China aims to lift all people above the poverty line - defined as a per capita annual income of 2,300 yuan ($348) - in rural areas by 2020.

"The campaign aims to supervise Party and government officials so that they can properly fulfill their duty in the country's ambitious poverty relief projects," CCDI said in the press release. "Targeting embezzlement and misuse of poverty relief funds, bribery and nepotism will be priorities."

The fact that the CCDI specifically mentioned corruption shows the government's determination to crack down on the problem, which is affecting poverty alleviation work, Zhuang Deshui, deputy director of the Research Center for Government Integrity-Building at Peking University, told the Global Times.

Naming names

On Thursday, the CCDI released the names of 27 former and incumbent officials who were involved in eight cases of graft, including the embezzlement of subsistence allowance funds, fraudulently obtaining subsistence allowances or funds for renovating dilapidated houses, the Xinhua News Agency reported.

The corruption situation has improved in recent years after the central government drew up policies to ensure that poverty alleviation funds are only used for specified purposes, said Zhu Lijia, a professor of public management at the Chinese Academy of Governance.

However, Zhu added that the government has handed out large amounts of poverty alleviation funds in recent years, making it possible for local government officials to pocket more public funds.

In 2016 alone, the central government spent more than 66 billion yuan on poverty alleviation, according to the Ministry of Finance.

Zhuang said that corruption related to poverty alleviation is more rampant in rural areas where there is less supervision and more poverty alleviation funds are allocated.

In one case in Suining county, Hunan province, the bureau of civil affairs and bureau of social assistance appropriated more than 1.4 million yuan ($212,000) of subsistence allowance funds meant for purchasing electronic appliances for 21 nursing homes from November 2014 to July 2016.

"Poverty alleviation is my top task right now.

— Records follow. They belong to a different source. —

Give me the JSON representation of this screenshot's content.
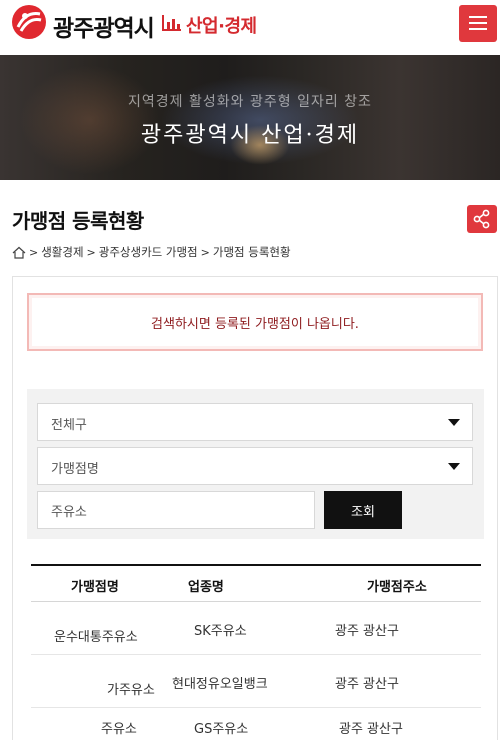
{
  "header": {
    "city_name": "광주광역시",
    "section_name": "산업·경제",
    "brand_color": "#e0282f",
    "menu_icon": "hamburger-icon"
  },
  "banner": {
    "subtitle": "지역경제 활성화와 광주형 일자리 창조",
    "title": "광주광역시 산업·경제"
  },
  "page": {
    "title": "가맹점 등록현황",
    "share_icon": "share-icon"
  },
  "breadcrumb": {
    "home_icon": "home-icon",
    "items": [
      "생활경제",
      "광주상생카드 가맹점",
      "가맹점 등록현황"
    ]
  },
  "notice": {
    "text": "검색하시면 등록된 가맹점이 나옵니다."
  },
  "search": {
    "district_select": "전체구",
    "type_select": "가맹점명",
    "keyword_value": "주유소",
    "submit_label": "조회"
  },
  "table": {
    "headers": [
      "가맹점명",
      "업종명",
      "가맹점주소"
    ],
    "rows": [
      {
        "name": "운수대통주유소",
        "category": "SK주유소",
        "address": "광주 광산구"
      },
      {
        "name": "가주유소",
        "category": "현대정유오일뱅크",
        "address": "광주 광산구"
      },
      {
        "name": "주유소",
        "category": "GS주유소",
        "address": "광주 광산구"
      }
    ]
  }
}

If I cannot accomplish this goal, my work performance will be marked down, or I may even lose my job," a government official who works in a nationally designated poverty-stricken county in Chongqing told the Global Times on condition of anonymity.

He said that as there are more regulations, corruption has became a big taboo in poverty alleviation work. "Now not only the government is watching us, the people are also watching us. If there are any problems, people will report us and we will be in big trouble as well."

According to the official, cheating is also a major problem in poverty alleviation work. "As we shoulder such heavy and strict tasks, some cheat to save their jobs."

Zhu said that some poverty-stricken areas are less developed and have difficulty collecting precise data.

Good progress

Both experts and officials agreed that despite these problems, China has made great achievements in poverty alleviation.

Since 1978, China has made great achievements in reducing poverty. From 1978 to 2015, the rural population living in poverty decreased from 770 million people to 55.75 million, said the blue paper co-produced by the Chinese Academy of Social Sciences and State Council Leading Group Office of Poverty Alleviation and Development.

Based on the international poverty line which the World Bank updated to $1.9 per person per day (in purchasing power parity) in 2011, the world's poverty population went down by 1.1 billion people from 1981 to 2012, the Xinhua News Agency reported in December 2016.